The critical question in the application of this general rule in the instant case is whether the restriction on the number *237 of filling stations in the Lynch plat can be regarded as part of a property development scheme mutually beneficial to all holders of property within the plat. The language of the restriction is unequivocal. Only lot 1 of block 3 could be used for filling station purposes. In what manner could this restriction confer benefits upon all other property owners in the plat?

In 1927, when the plat was drawn, block 3 and the surrounding area were already the site for a number of retail commercial establishments. In the area there were four taverns, one including restaurant facilities, a greenhouse and an implement shop. In light of the unambiguous language of the covenant in issue, and the content of other covenants relating to the kinds of business that could be maintained in the area, it is clear that Mary Lynch intended the plat to become the location for a variety of small retail establishments. Persons purchasing through Mary Lynch, such as the plaintiffs who operate an upholstering and custom furniture shop, shared the same purpose. By maintaining a variety of establishments, each retailer could reinforce the position of the other. While on a trip to pick up one particular retail item, a customer could easily satisfy a number of other needs by visiting other retail shops located in the immediate vicinity.

However, a filling station is the classic example of a one-stop operation. One does not visit adjacent shops when having a car serviced for gas and oil. Therefore, to permit retailers in the Lynch plat to be surrounded by filling stations would be to deprive them of the neighborhood shopping-center effect which was the benefit they obtained in consideration for the limitation upon their power to alienate property purchased from Mary Lynch. While the effect of the restriction may well have been to increase the value of the parcel designated for filling station construction in 1927, *238 it cannot be maintained that this was Mary Lynch's sole motivation in creating the restrictive covenant.

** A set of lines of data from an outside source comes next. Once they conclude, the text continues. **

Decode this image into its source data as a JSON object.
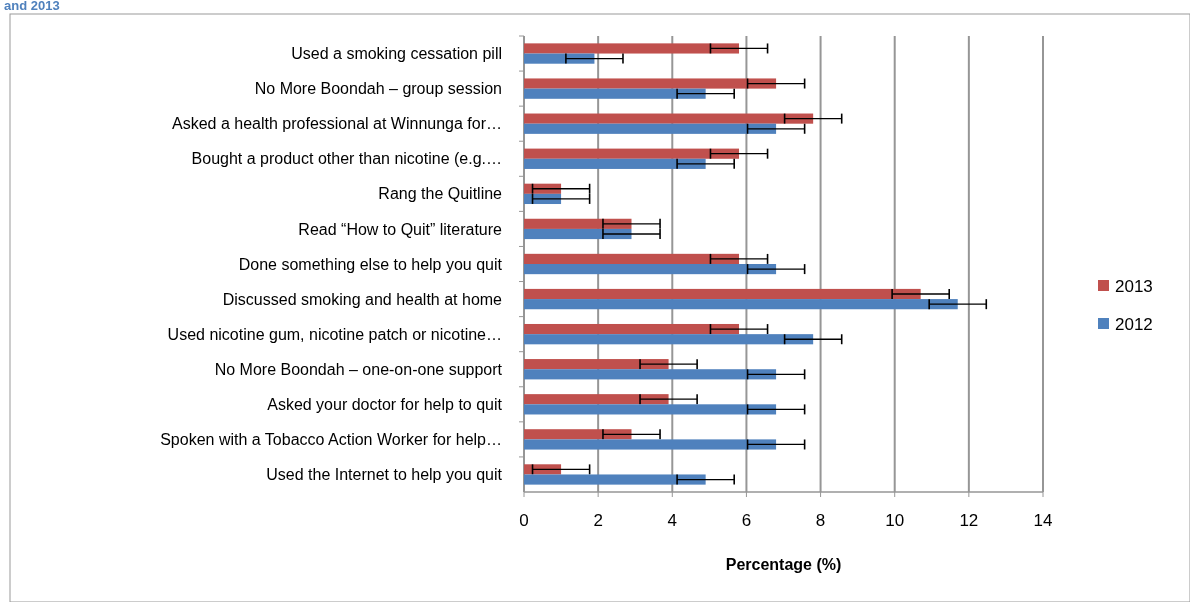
{
  "chart_data": {
    "type": "bar",
    "orientation": "horizontal",
    "title": "and 2013",
    "xlabel": "Percentage (%)",
    "categories": [
      "Used a smoking cessation pill",
      "No More Boondah – group session",
      "Asked a health professional at Winnunga for…",
      "Bought a product other than nicotine (e.g.…",
      "Rang the Quitline",
      "Read “How to Quit” literature",
      "Done something else to help you quit",
      "Discussed smoking and health at home",
      "Used nicotine gum, nicotine patch or nicotine…",
      "No More Boondah – one-on-one support",
      "Asked your doctor for help to quit",
      "Spoken with a Tobacco Action Worker for help…",
      "Used the Internet to help you quit"
    ],
    "series": [
      {
        "name": "2013",
        "color": "#c0504d",
        "values": [
          5.8,
          6.8,
          7.8,
          5.8,
          1.0,
          2.9,
          5.8,
          10.7,
          5.8,
          3.9,
          3.9,
          2.9,
          1.0
        ],
        "errors": [
          0.77,
          0.77,
          0.77,
          0.77,
          0.77,
          0.77,
          0.77,
          0.77,
          0.77,
          0.77,
          0.77,
          0.77,
          0.77
        ]
      },
      {
        "name": "2012",
        "color": "#4f81bd",
        "values": [
          1.9,
          4.9,
          6.8,
          4.9,
          1.0,
          2.9,
          6.8,
          11.7,
          7.8,
          6.8,
          6.8,
          6.8,
          4.9
        ],
        "errors": [
          0.77,
          0.77,
          0.77,
          0.77,
          0.77,
          0.77,
          0.77,
          0.77,
          0.77,
          0.77,
          0.77,
          0.77,
          0.77
        ]
      }
    ],
    "xlim": [
      0,
      14
    ],
    "xticks": [
      0,
      2,
      4,
      6,
      8,
      10,
      12,
      14
    ],
    "grid": "x",
    "legend": "right"
  }
}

Equity will not enforce restrictive covenants where the character of the neighborhood has so changed as to make it impossible to accomplish the purpose intended by such covenants.[2] The change contemplated by this rule is qualitative, i.e., a shift from a residential area to commercial. No such change has been shown here. In 1927, the area already was a site for commercial retail establishments. The restrictions were to insure development of the area for commercial uses and the area has developed along these lines. The fact that the form of retail establishments has altered (the Valley Fair shopping center is located across the street from the property in question) and the fact that the one lot reserved for filling station purposes is now being used for a supper club, does not mean that the qualitative character of the area has changed. It is still commercially oriented, and the changes in the area are not such as to make unjust and inequitable the enforcement of the covenant under the circumstances that existed at the time the enforcement of the covenant was sought.

By the Court.—Judgment reversed, and cause remanded for further proceedings not inconsistent with this opinion.

NOTES

[1] Boyden v. Roberts (1907), 131 Wis. 659, 111 N.W. 701; Schneider v. Eckhoff (1926), 188 Wis. 550, 206 N.W. 838; Hall v. Church of the Open Bible (1958), 4 Wis. (2d) 246, 89 N. W. (2d) 798.

[2] Ward v. Prospect Manor Corp. (1926), 188 Wis. 534, 206 N.W. 856.